The goal of this week's project is to build two simple classifiers that can be trained from data. In particular, you will implement a Naive Bayes classifier and a K-nearest-neighbor [KNN] classifier. Once they are working, build some tools for evaluating the outputs and use your visualization app to look at the results.


Tasks

  1. Write the two functions in the Classifier parent class for creating and printing a confusion matirx. The confusion_matrix method should build a numpy matrix showing the number of data points in a category classified as each output category. The confusion_matrix_str method should convert it into a string that does a nice job of printing out the matrix.

    If you run the main test program from the classifier-template.py on the iris data set you should get something that looks like these results. Note that the KNN results may be slightly different depending on the results of your K-means clustering process.

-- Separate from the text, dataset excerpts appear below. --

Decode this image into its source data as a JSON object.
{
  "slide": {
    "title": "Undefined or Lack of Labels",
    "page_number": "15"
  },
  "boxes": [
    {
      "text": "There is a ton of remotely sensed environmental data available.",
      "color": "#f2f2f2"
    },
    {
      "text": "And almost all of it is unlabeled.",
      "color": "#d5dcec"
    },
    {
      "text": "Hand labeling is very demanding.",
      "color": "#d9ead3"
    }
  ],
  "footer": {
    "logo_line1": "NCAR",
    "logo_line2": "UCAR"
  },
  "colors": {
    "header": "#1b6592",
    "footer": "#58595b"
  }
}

    These are the results on the UCI data set after PCA. Again, the KNN results may be slightly different depending on the K-means clustering process.

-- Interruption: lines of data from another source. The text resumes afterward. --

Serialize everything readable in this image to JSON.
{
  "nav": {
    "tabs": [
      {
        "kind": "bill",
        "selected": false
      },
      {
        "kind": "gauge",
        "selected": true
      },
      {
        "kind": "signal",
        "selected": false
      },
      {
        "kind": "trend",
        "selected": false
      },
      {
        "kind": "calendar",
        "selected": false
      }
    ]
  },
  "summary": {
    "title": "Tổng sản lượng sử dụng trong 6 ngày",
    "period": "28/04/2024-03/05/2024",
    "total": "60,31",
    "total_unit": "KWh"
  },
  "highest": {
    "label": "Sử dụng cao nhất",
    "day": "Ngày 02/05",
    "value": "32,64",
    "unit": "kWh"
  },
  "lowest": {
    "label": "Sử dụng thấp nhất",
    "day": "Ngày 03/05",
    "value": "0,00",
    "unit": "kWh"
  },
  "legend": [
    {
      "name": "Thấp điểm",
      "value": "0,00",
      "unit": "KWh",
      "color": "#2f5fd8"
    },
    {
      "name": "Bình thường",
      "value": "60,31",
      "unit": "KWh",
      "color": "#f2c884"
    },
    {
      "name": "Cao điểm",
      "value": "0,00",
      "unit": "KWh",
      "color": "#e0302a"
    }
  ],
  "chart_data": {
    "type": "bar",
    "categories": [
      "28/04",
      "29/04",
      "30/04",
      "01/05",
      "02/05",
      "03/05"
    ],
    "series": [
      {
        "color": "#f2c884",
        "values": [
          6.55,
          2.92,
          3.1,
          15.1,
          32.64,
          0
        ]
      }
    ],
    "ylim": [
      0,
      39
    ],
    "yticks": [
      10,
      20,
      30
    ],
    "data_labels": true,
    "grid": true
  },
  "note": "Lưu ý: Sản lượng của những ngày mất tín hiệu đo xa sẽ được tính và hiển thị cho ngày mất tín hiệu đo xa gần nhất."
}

  2. Write a python function, probably in a new file, that does the following.
    1. Reads in a training set and its category labels, possibly as a separate file.
    2. Reads a test set and its category labels, possibly as a separate file.
    3. Builds a classifier using the training set.
    4. Classifies the training set and prints out a confusion matrix.
    5. Classifies the test set and prints out a confusion matrix.
    6. Writes out a new CSV data file with the test set data and the predicted categories as an extra column. Your visualization application should be able to read this file and plot it with the categories as colors.

    You will want to be able to use either the Naive Bayes or the KNN classifier for this task. You can create two files, or you can let the user select one or both classifiers from the command line.

  3. Using Naive Bayes, run the above code on the original Activity Recognition data set. Then run it again on the PCA-transformed version of the data set. Repeat with the KNN-classifier using a K of 3. Include the confusion matrices for all four cases in your report. Note any significant differences. Does one classifier do better than the other? Does the original or PCA-transformed data do better? Which classifier/data combination is the best performer? Is there a classifier/data combination that is more efficient/faster/uses fewer features?
  4. Plot the activity recognition data set using the first three PCA axes and use color to show the output labels of the classifier. Include this image in your writeup.
  5. Select a data set of your choice, not the Iris or Activity Recognition sets, that is suitable for classification into categories. The data set should have the following properties.

    • It should have at least three numeric features you can use to predict the category.
    • It should have category labels, either as part of the data or as a separate file.
    • It should have at least 100 data points.

    Divide your data set into a training and a testing set using a 70% training / 30% testing split. Use a randomized procedure to make the split, if the data is not already split.

    Classify your data using both the Naive Bayes and KNN classifiers. Compare the results using a confusion matrix. Plot the results colored by output class using three reasonable axes.


Extensions


Writeup

Make a wiki page for the project report.

Handin

Once you have written up your assignment, give the page the label:

cs251s19project8

Put your code on the handin server in a project8 directory in your private subdirectory.